Rogers, Reece. «AI’s Energy Demands Are Out of Control. Welcome to the Internet’s Hyper-Consumption Era». Wired. Accedido 12 de julio de 2024. https://www.wired.com/story/ai-energy-demands-water-impact-internet-hyper-consumption-era/.
Las demandas energéticas de la inteligencia artificial (IA) están fuera de control, inaugurando una era de hiperconsumo en Internet. Las herramientas de IA generativa, ahora parte de la experiencia diaria en línea, están causando estrés en las redes eléctricas locales y una gran evaporación de agua.
La demanda energética de la inteligencia artificial (IA) está creciendo descontroladamente, marcando el inicio de una era de hiperconsumo en Internet. Este aumento en el consumo de energía se debe a la gran cantidad de recursos necesarios para entrenar y operar modelos de IA avanzados. Las operaciones de procesamiento y almacenamiento de datos que requieren estos modelos están ejerciendo una presión significativa sobre la infraestructura energética global. Este fenómeno plantea desafíos importantes para la sostenibilidad y la gestión de recursos, ya que el uso intensivo de energía por parte de la IA puede tener efectos adversos en el medio ambiente y en la disponibilidad de energía a nivel mundial.
La creciente integración de la IA generativa en las interacciones en línea, impulsada por el lanzamiento de ChatGPT de OpenAI a finales de 2022, ha llevado a un aumento significativo en el consumo de recursos. Estos sistemas de IA requieren mucha más energía y agua para funcionar en comparación con servicios tradicionales. Se estima que las aplicaciones de IA generativa son entre 100 y 1000 veces más intensivas en computación.
El aumento en la demanda de energía y agua por parte de los centros de datos que soportan estos modelos de IA está ejerciendo presión sobre la infraestructura energética global. Por ejemplo, Google ha dejado de considerarse neutral en carbono, y Microsoft podría no cumplir sus objetivos de sostenibilidad debido a la carrera por desarrollar las mejores herramientas de IA.
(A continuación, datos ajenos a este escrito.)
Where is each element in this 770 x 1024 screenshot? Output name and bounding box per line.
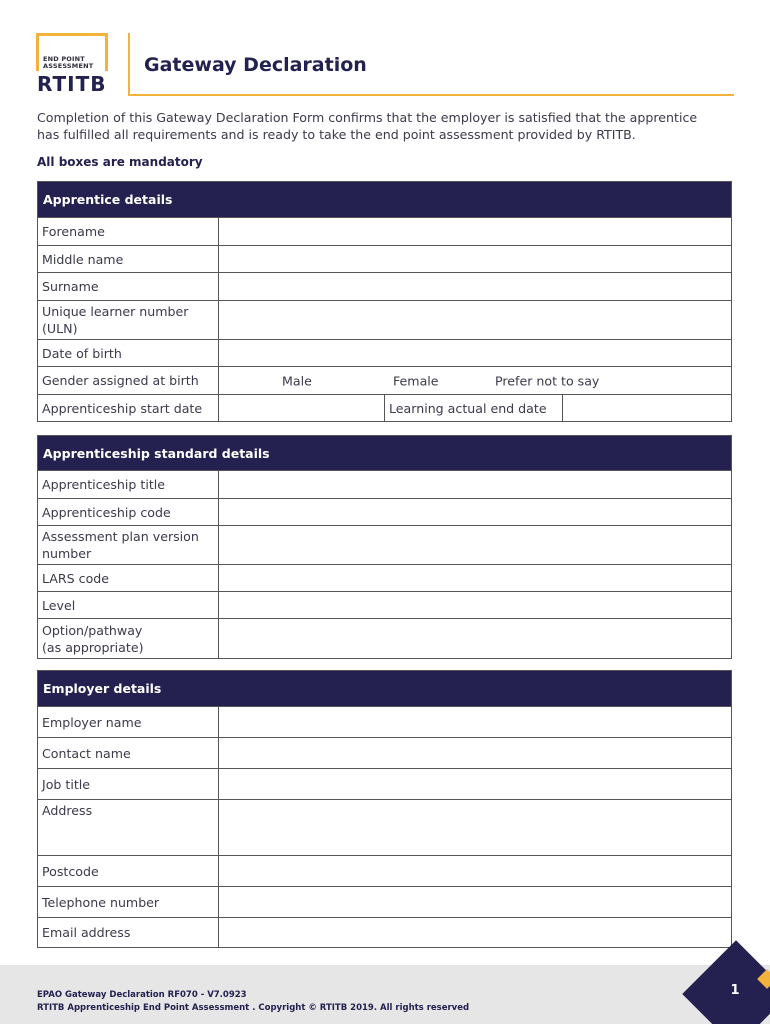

Además, estos centros de datos consumen millones de galones de agua, evaporándola en el proceso, lo que puede afectar negativamente al suministro de agua local. Las empresas tecnológicas, a menudo, presentan el desarrollo de la IA como parte de la solución climática y de la innovación, pero deben buscar enfoques más eficientes para reducir el impacto ambiental.